Last summer, Lavian secured a venture capital internship in Tel Aviv and lived alongside the program’s other students from around the country. He also met with the entrepreneurs behind Doweet, which coordinates meet-ups with friends and event planning, and Peer5, a startup that focuses on helping video content providers deliver the best viewing experience.
Now, USC consultants from TAMID are working with these companies. The students assist the startups with learning about the American economy and demographics, while they, in turn, have the chance to see what it takes to build a business.
“[Since there are] 7 million people in Israel and [more than] 300 million in the United States, for any Israeli company to be successful, they need to have their target market be global or in the U.S.,” Lavian said. “A lot of them have the technology in Israel but they need to target the U.S. market. That’s where TAMID comes in.”
Avior Ovadya, 25, who came to America from Israel to attend college four years ago, has been in TAMID for one semester at USC. Unlike his classes, which focus on the U.S. market, TAMID meetings give him the opportunity to understand what’s happening in the Israeli business world.
“Other than being a platform for students to learn about Israel, it’s also about understanding a little bit about what Israel is like, and why it’s such a pioneer in the technology field,” he said. “The group of people we have now is swell. They make our weekly meetings fun.
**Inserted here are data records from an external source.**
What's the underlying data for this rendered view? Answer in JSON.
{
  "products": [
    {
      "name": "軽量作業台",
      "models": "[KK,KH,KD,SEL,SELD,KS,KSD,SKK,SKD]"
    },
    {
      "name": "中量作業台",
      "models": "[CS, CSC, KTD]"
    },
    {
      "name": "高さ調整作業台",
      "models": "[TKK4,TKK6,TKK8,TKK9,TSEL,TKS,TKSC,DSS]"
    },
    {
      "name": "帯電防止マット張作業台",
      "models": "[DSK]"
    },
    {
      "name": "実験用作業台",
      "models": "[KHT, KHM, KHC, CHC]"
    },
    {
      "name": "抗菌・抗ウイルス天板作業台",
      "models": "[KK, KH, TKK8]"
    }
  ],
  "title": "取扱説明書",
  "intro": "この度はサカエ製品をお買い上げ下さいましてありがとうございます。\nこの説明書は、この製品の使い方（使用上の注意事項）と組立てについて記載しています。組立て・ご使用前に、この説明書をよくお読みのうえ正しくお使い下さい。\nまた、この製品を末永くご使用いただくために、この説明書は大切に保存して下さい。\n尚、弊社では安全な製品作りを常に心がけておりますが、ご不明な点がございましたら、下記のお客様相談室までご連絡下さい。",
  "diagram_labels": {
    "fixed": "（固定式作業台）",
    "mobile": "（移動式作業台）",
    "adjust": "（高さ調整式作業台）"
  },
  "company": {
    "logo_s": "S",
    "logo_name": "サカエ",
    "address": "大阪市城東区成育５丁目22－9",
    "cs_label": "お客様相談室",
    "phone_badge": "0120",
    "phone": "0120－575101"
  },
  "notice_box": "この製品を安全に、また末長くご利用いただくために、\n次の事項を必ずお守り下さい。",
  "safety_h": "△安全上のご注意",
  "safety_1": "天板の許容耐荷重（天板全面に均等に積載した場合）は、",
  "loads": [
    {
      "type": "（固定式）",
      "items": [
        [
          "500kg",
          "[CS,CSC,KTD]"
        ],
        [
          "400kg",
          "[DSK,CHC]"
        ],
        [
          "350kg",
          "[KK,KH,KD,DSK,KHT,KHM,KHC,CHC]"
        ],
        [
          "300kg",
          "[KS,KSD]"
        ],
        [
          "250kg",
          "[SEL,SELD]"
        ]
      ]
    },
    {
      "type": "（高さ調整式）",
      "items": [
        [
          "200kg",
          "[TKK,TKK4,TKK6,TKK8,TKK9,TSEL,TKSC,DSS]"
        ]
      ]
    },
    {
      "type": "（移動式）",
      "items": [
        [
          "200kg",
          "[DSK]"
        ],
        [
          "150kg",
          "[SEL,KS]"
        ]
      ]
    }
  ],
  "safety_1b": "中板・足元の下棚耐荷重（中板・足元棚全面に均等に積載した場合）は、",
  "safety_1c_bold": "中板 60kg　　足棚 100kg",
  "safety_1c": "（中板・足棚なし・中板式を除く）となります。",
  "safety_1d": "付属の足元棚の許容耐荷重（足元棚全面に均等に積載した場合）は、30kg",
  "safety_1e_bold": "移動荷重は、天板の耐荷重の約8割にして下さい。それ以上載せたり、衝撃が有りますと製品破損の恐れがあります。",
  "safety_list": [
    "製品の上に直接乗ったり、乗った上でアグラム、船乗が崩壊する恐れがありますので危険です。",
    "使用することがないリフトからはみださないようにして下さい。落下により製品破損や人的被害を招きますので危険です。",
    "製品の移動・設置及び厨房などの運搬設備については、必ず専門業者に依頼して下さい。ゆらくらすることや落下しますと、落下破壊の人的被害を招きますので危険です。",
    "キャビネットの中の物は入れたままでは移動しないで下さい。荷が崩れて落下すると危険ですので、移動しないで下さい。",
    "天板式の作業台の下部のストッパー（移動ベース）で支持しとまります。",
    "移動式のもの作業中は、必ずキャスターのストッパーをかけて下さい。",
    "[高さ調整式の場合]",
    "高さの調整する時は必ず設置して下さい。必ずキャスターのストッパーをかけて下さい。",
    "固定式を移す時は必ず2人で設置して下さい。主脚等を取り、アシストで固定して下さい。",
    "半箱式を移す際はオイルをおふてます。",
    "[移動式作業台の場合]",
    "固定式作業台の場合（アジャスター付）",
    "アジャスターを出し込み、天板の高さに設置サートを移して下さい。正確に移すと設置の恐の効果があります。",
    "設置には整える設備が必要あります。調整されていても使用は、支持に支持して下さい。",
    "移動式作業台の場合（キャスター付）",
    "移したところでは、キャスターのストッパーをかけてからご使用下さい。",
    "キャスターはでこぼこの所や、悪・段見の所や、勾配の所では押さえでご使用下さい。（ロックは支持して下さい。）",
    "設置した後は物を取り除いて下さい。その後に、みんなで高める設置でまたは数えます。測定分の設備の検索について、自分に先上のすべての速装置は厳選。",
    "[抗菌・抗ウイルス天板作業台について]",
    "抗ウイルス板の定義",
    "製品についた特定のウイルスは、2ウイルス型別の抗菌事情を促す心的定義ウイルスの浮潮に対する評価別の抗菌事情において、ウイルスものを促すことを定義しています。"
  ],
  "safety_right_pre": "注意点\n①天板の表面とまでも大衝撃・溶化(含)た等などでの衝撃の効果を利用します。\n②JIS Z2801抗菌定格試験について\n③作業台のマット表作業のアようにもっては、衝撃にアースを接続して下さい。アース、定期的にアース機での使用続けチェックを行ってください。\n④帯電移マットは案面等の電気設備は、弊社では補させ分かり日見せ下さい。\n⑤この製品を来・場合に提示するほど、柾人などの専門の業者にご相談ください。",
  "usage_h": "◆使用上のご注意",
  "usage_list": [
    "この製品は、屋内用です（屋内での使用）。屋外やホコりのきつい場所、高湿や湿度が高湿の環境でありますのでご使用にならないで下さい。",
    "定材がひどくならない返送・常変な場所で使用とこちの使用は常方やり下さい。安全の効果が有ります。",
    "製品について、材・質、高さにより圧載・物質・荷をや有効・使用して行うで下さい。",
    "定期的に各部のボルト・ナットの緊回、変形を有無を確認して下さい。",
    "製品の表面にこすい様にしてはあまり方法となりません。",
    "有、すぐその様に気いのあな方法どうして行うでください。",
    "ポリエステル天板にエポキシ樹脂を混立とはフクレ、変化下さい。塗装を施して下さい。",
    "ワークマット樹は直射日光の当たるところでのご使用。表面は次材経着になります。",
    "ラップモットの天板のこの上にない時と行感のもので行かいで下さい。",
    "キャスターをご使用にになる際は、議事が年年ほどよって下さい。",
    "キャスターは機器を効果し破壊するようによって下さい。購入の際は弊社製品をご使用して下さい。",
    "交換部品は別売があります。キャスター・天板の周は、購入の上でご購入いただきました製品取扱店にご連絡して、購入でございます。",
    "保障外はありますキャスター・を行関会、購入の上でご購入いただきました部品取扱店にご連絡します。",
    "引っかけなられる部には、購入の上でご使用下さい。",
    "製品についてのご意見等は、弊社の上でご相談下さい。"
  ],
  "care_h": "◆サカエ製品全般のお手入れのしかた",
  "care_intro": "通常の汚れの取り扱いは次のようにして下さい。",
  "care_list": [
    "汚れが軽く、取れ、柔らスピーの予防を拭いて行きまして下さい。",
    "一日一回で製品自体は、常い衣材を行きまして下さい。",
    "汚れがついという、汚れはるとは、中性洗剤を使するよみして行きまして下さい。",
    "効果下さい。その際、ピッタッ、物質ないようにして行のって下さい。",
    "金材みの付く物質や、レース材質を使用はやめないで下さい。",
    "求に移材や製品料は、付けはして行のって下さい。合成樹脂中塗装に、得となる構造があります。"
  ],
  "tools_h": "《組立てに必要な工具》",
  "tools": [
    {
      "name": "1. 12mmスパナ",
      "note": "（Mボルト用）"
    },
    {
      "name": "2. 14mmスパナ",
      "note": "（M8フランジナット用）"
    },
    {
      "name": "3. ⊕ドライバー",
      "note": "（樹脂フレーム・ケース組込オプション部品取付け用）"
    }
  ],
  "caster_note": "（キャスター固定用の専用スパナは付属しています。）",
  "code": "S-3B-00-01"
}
We share everything from how our weeks were to our opinions on Israel.”
Jared Fleitman, co-founder of USC’s TAMID program and current president, said his time spent with the group has been the most enriching he’s had at USC.
“I’ve met more contacts through developing the curriculum than through any of my coursework,” said Fleitman, who is majoring in mechanical engineering, economics and mathematics. “It’s very useful for me. It’s very positive and I feel like I am part of a special community here.”
Like Fleitman, Lavian said that he has learned more from the practical experience gained through TAMID than he ever did in a classroom.
“Some things are really hard to learn in a classroom setting,” he said. “You need to get your hands dirty and your feet wet and do some hands-on learning. That’s exactly what TAMID does.”